Jorge Brum do Canto, Manuel de Oliveira, António de Macedo ou José Fonseca e Costa são outros realizadores que recorreram à música de Carlos Paredes nas bandas-sonoras dos seus filmes. Os discos, entretanto, demoraram a chegar. Só em 1967 gravou o seu primeiro álbum, Guitarra Portuguesa, no então recentemente criado Estúdio de Paço de Arcos da Valentim de Carvalho, na companhia de Hugo Ribeiro, que nos recorda como lidava com a força tremenda de mestre Paredes: "Muita gente achava um drama gravar o Carlos Paredes porque ele era uma força da natureza e quando começava a tocar aquilo ouvia-se sei lá onde. Ele tocava tão alto que a guitarra ouvia-se em todo o lado e então eu vinha cá para fora do estúdio ouvir a guitarra e no sítio onde eu a ouvia melhor era onde metia o microfone". Paredes gravou ainda Movimento Perpétuo em 71 e depois, com a chegada do 25 de Abril, dedicou-se de alma e coração a levar a sua música a todos os recantos do país onde o quisessem ouvir.

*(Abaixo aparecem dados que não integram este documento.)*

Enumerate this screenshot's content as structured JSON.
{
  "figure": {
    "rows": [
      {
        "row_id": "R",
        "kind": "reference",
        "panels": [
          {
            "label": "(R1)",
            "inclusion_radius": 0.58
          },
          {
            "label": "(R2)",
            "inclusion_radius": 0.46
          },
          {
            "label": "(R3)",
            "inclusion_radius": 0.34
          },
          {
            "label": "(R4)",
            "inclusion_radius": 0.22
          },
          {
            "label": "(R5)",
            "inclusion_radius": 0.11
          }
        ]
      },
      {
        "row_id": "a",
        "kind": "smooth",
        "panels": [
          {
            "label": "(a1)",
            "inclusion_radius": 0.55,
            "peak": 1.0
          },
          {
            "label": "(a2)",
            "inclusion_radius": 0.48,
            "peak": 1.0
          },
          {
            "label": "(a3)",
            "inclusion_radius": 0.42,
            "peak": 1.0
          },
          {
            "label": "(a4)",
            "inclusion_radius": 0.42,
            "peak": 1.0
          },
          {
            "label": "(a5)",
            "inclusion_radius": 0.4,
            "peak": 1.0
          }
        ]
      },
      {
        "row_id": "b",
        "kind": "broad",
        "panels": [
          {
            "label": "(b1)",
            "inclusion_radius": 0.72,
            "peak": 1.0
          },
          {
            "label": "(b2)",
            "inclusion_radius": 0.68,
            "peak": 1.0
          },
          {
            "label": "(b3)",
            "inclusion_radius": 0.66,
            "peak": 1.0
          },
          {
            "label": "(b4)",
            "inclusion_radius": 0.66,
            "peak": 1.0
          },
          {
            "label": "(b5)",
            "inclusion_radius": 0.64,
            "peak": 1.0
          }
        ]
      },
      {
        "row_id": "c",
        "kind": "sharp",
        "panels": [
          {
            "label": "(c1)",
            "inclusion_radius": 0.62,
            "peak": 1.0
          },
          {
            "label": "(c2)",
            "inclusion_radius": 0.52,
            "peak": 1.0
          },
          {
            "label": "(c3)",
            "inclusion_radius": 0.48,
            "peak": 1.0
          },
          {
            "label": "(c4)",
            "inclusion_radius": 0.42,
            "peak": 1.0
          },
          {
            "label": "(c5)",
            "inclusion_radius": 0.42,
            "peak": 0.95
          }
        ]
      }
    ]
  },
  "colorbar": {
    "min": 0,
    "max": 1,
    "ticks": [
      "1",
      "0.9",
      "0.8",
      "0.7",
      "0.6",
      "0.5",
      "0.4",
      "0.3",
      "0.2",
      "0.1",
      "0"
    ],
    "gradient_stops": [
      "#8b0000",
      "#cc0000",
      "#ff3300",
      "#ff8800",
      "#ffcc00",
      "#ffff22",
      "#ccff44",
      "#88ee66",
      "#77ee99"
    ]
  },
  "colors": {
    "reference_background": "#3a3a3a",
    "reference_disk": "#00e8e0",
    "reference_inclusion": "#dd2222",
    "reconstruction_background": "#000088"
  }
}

Mesmo tendo gravado pouco, Paredes ainda encontrou espaço para tocar ao lado de notáveis como Carlos do Carmo, Adriano Correia de Oliveira e até Charlie Haden. Perfeccionista, iniciou várias gravações que não chegou a concluir, talvez por achar que a perfeição não podia ser gravada. Em 2003, a sua obra foi reunida e organizada numa definitiva caixa de 8 CDs [atualização: e os dois primeiros álbuns de originais foram, entretanto, reeditados em vinil pela editora americana Drag City], muito pouco para uma carreira tão longa, mas o suficiente para fazer Paredes merecer o título de mestre.